Volta ao Mundo em Livros: Vietnã – Paradise of the Blind

Quando eu estava escolhendo um livro para o Vietnã, Paradise of the Blind, de Duong Thu Huong. Em parte porque adoro ler livros censurados em seus países de origem, em parte porque a história parecia interessante. Ele também tinha muita propaganda que o apresentava como uma obra que “humanizava” os vietnamitas, em um imaginário frequentemente definido por filmes estadunidenses de guerra.

O romance é contado do ponto de vista de Hang, uma vietnamita de vinte e poucos anos trabalhando na Rússia soviética para mandar dinheiro para casa. Ela recebe um telegrama dizendo que seu tio está muito doente em Moscou, e que ela deve partir a seu encontro imediatamente. No trem, ela começa a pensar sobre a sua vida, e é de onde vem a maior parte da história.

Hang nunca conheceu o pai. Quando ela era criança, ela era atormentada pelas crianças do bairro por isso, e só quando ela tinha dez anos a mãe resolveu contar a história deles. Que, a mãe de Hang, ficou órfã muito nova e seu irmão partiu para lutar contra os EUA, que invadiam o país. Ela ficou sozinha na casa de família, se esforçando para cumprir todos os complexos rituais de luto e de respeito aos antepassados. Depois de um ano, ela se apaixonou por Ton, um homem local, e se casou com ele, o que foi um pequeno escândalo porque as regras do lugar diziam que ela devia esperar três anos.

Mas foi ainda pior quando seu irmão, Chihn, voltou da guerra e disse que ela não deveria ver o marido nunca mais, porque a família dele tinha sido reclassificada como latifundiários e inimigos do povo. Basicamente, eles tinham alguns terraços para plantar arroz e conseguiam contratar outros camponeses para ajudá-los nos momentos de mais trabalho, embora a família também tivesse que trabalhar nas plantações. Mas eles são chamados de exploradores do povo, humilhados e perdem tudo o que tinham. Ton foge da cidade, enquanto a sua mãe morre e sua irmã, Tam, continua a viver na cidade em miséria.

Anos depois, a reforma fracassou, e a família de Tam e Ton foi reclassificada como camponeses médios, e a revolta da população local se volta contra Chihn e, como ele não está lá, Que. Por mais que muitas pessoas recebam bens de volta, as fraturas entre pessoas continuam, o que Hang cresce vendo dentro da própria família.

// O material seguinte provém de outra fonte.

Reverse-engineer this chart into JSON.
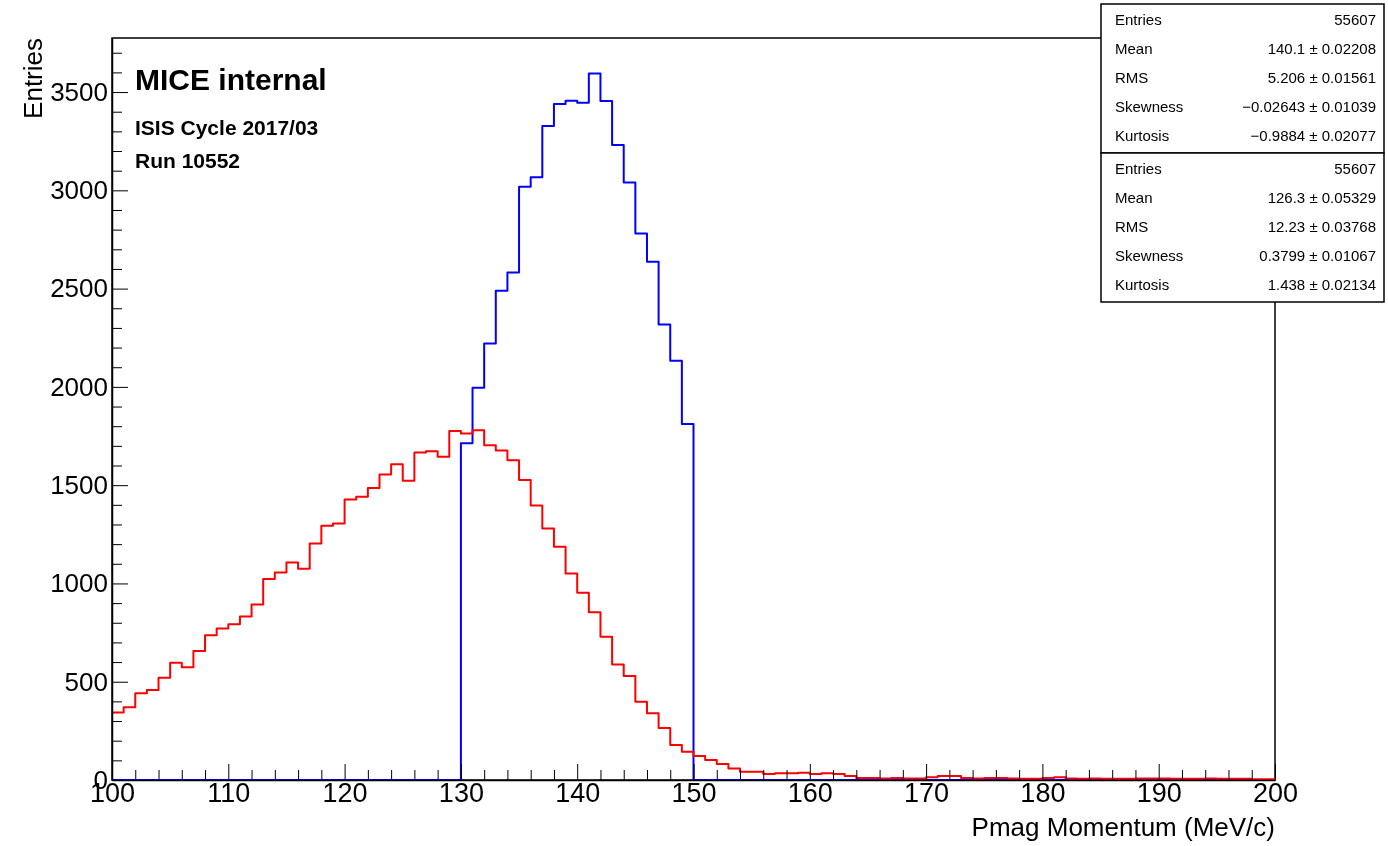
{
  "chart_data": {
    "type": "histogram",
    "xlabel": "Pmag Momentum (MeV/c)",
    "ylabel": "Entries",
    "bins": [
      100,
      101,
      102,
      103,
      104,
      105,
      106,
      107,
      108,
      109,
      110,
      111,
      112,
      113,
      114,
      115,
      116,
      117,
      118,
      119,
      120,
      121,
      122,
      123,
      124,
      125,
      126,
      127,
      128,
      129,
      130,
      131,
      132,
      133,
      134,
      135,
      136,
      137,
      138,
      139,
      140,
      141,
      142,
      143,
      144,
      145,
      146,
      147,
      148,
      149,
      150,
      151,
      152,
      153,
      154,
      155,
      156,
      157,
      158,
      159,
      160,
      161,
      162,
      163,
      164,
      165,
      166,
      167,
      168,
      169,
      170,
      171,
      172,
      173,
      174,
      175,
      176,
      177,
      178,
      179,
      180,
      181,
      182,
      183,
      184,
      185,
      186,
      187,
      188,
      189,
      190,
      191,
      192,
      193,
      194,
      195,
      196,
      197,
      198,
      199,
      200
    ],
    "series": [
      {
        "color": "#0000ff",
        "values": [
          0,
          0,
          0,
          0,
          0,
          0,
          0,
          0,
          0,
          0,
          0,
          0,
          0,
          0,
          0,
          0,
          0,
          0,
          0,
          0,
          0,
          0,
          0,
          0,
          0,
          0,
          0,
          0,
          0,
          0,
          1713,
          1996,
          2221,
          2489,
          2582,
          3018,
          3066,
          3327,
          3439,
          3456,
          3445,
          3595,
          3454,
          3230,
          3040,
          2781,
          2637,
          2318,
          2133,
          1811,
          0,
          0,
          0,
          0,
          0,
          0,
          0,
          0,
          0,
          0,
          0,
          0,
          0,
          0,
          0,
          0,
          0,
          0,
          0,
          0,
          0,
          0,
          0,
          0,
          0,
          0,
          0,
          0,
          0,
          0,
          0,
          0,
          0,
          0,
          0,
          0,
          0,
          0,
          0,
          0,
          0,
          0,
          0,
          0,
          0,
          0,
          0,
          0,
          0,
          0
        ]
      },
      {
        "color": "#ff0000",
        "values": [
          344,
          370,
          441,
          458,
          520,
          597,
          573,
          656,
          736,
          771,
          792,
          832,
          893,
          1022,
          1056,
          1107,
          1075,
          1203,
          1293,
          1305,
          1427,
          1441,
          1485,
          1554,
          1607,
          1522,
          1666,
          1673,
          1644,
          1775,
          1763,
          1780,
          1703,
          1676,
          1627,
          1526,
          1397,
          1280,
          1187,
          1051,
          953,
          854,
          729,
          588,
          529,
          398,
          339,
          264,
          178,
          144,
          122,
          102,
          81,
          59,
          42,
          42,
          31,
          34,
          34,
          37,
          30,
          34,
          30,
          20,
          10,
          10,
          8,
          10,
          8,
          8,
          14,
          20,
          20,
          10,
          8,
          10,
          10,
          8,
          6,
          6,
          10,
          14,
          8,
          6,
          8,
          6,
          6,
          6,
          8,
          8,
          8,
          6,
          6,
          6,
          8,
          6,
          6,
          6,
          4,
          4
        ]
      }
    ],
    "xlim": [
      100,
      200
    ],
    "xticks": [
      100,
      {
        "value": 102,
        "label": null
      },
      {
        "value": 104,
        "label": null
      },
      {
        "value": 106,
        "label": null
      },
      {
        "value": 108,
        "label": null
      },
      110,
      {
        "value": 112,
        "label": null
      },
      {
        "value": 114,
        "label": null
      },
      {
        "value": 116,
        "label": null
      },
      {
        "value": 118,
        "label": null
      },
      120,
      {
        "value": 122,
        "label": null
      },
      {
        "value": 124,
        "label": null
      },
      {
        "value": 126,
        "label": null
      },
      {
        "value": 128,
        "label": null
      },
      130,
      {
        "value": 132,
        "label": null
      },
      {
        "value": 134,
        "label": null
      },
      {
        "value": 136,
        "label": null
      },
      {
        "value": 138,
        "label": null
      },
      140,
      {
        "value": 142,
        "label": null
      },
      {
        "value": 144,
        "label": null
      },
      {
        "value": 146,
        "label": null
      },
      {
        "value": 148,
        "label": null
      },
      150,
      {
        "value": 152,
        "label": null
      },
      {
        "value": 154,
        "label": null
      },
      {
        "value": 156,
        "label": null
      },
      {
        "value": 158,
        "label": null
      },
      160,
      {
        "value": 162,
        "label": null
      },
      {
        "value": 164,
        "label": null
      },
      {
        "value": 166,
        "label": null
      },
      {
        "value": 168,
        "label": null
      },
      170,
      {
        "value": 172,
        "label": null
      },
      {
        "value": 174,
        "label": null
      },
      {
        "value": 176,
        "label": null
      },
      {
        "value": 178,
        "label": null
      },
      180,
      {
        "value": 182,
        "label": null
      },
      {
        "value": 184,
        "label": null
      },
      {
        "value": 186,
        "label": null
      },
      {
        "value": 188,
        "label": null
      },
      190,
      {
        "value": 192,
        "label": null
      },
      {
        "value": 194,
        "label": null
      },
      {
        "value": 196,
        "label": null
      },
      {
        "value": 198,
        "label": null
      },
      200
    ],
    "ylim": [
      0,
      3775
    ],
    "yticks": [
      0,
      {
        "value": 100,
        "label": null
      },
      {
        "value": 200,
        "label": null
      },
      {
        "value": 300,
        "label": null
      },
      {
        "value": 400,
        "label": null
      },
      500,
      {
        "value": 600,
        "label": null
      },
      {
        "value": 700,
        "label": null
      },
      {
        "value": 800,
        "label": null
      },
      {
        "value": 900,
        "label": null
      },
      1000,
      {
        "value": 1100,
        "label": null
      },
      {
        "value": 1200,
        "label": null
      },
      {
        "value": 1300,
        "label": null
      },
      {
        "value": 1400,
        "label": null
      },
      1500,
      {
        "value": 1600,
        "label": null
      },
      {
        "value": 1700,
        "label": null
      },
      {
        "value": 1800,
        "label": null
      },
      {
        "value": 1900,
        "label": null
      },
      2000,
      {
        "value": 2100,
        "label": null
      },
      {
        "value": 2200,
        "label": null
      },
      {
        "value": 2300,
        "label": null
      },
      {
        "value": 2400,
        "label": null
      },
      2500,
      {
        "value": 2600,
        "label": null
      },
      {
        "value": 2700,
        "label": null
      },
      {
        "value": 2800,
        "label": null
      },
      {
        "value": 2900,
        "label": null
      },
      3000,
      {
        "value": 3100,
        "label": null
      },
      {
        "value": 3200,
        "label": null
      },
      {
        "value": 3300,
        "label": null
      },
      {
        "value": 3400,
        "label": null
      },
      3500,
      {
        "value": 3600,
        "label": null
      },
      {
        "value": 3700,
        "label": null
      }
    ],
    "annotations": [
      "MICE internal",
      "ISIS Cycle 2017/03",
      "Run 10552",
      "Entries 55607",
      "Mean 140.1 ± 0.02208",
      "RMS 5.206 ± 0.01561",
      "Skewness −0.02643 ± 0.01039",
      "Kurtosis −0.9884 ± 0.02077",
      "Entries 55607",
      "Mean 126.3 ± 0.05329",
      "RMS 12.23 ± 0.03768",
      "Skewness 0.3799 ± 0.01067",
      "Kurtosis 1.438 ± 0.02134"
    ]
  }
}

A história centra muito nas três mulheres, Que, Tam e a própria Hang. Todas as três vivem em uma sociedade que acha que mulheres devem se submeter aos seus parentes homens, e tanto Que quanto Tam vão a extremos por isso, criando rancor entre elas e sofrimento para Hang. Ela pensa muito nisso, e como ela mesma, que ainda está se recuperando de uma doença e tem pouquíssimo dinheiro, está em um trem para atender o chamado de um tio que nunca ajudou a família do mesmo jeito. Infelizmente, o romance também reforça outros estereótipos de gênero. O modo como Tam é sempre descrita como uma mulher que nunca teve filhos, como se ela fosse menos completa por isso, é bem desagradável.

O livro é cheio de descrições dos lugares por onde eles passam, dos festivais, e principalmente da comida. Várias pessoas já tinham me advertido que o livro dá fome, e dá fome de comida vietnamita, dá vontade de provar tudo que ela descreve. Além da história, gente fica conhecendo muito da cultura pelo romance, o que sempre é algo que me interessa para esse projeto (e o Vietnã já é um dos países que eu mais tenho vontade de visitar).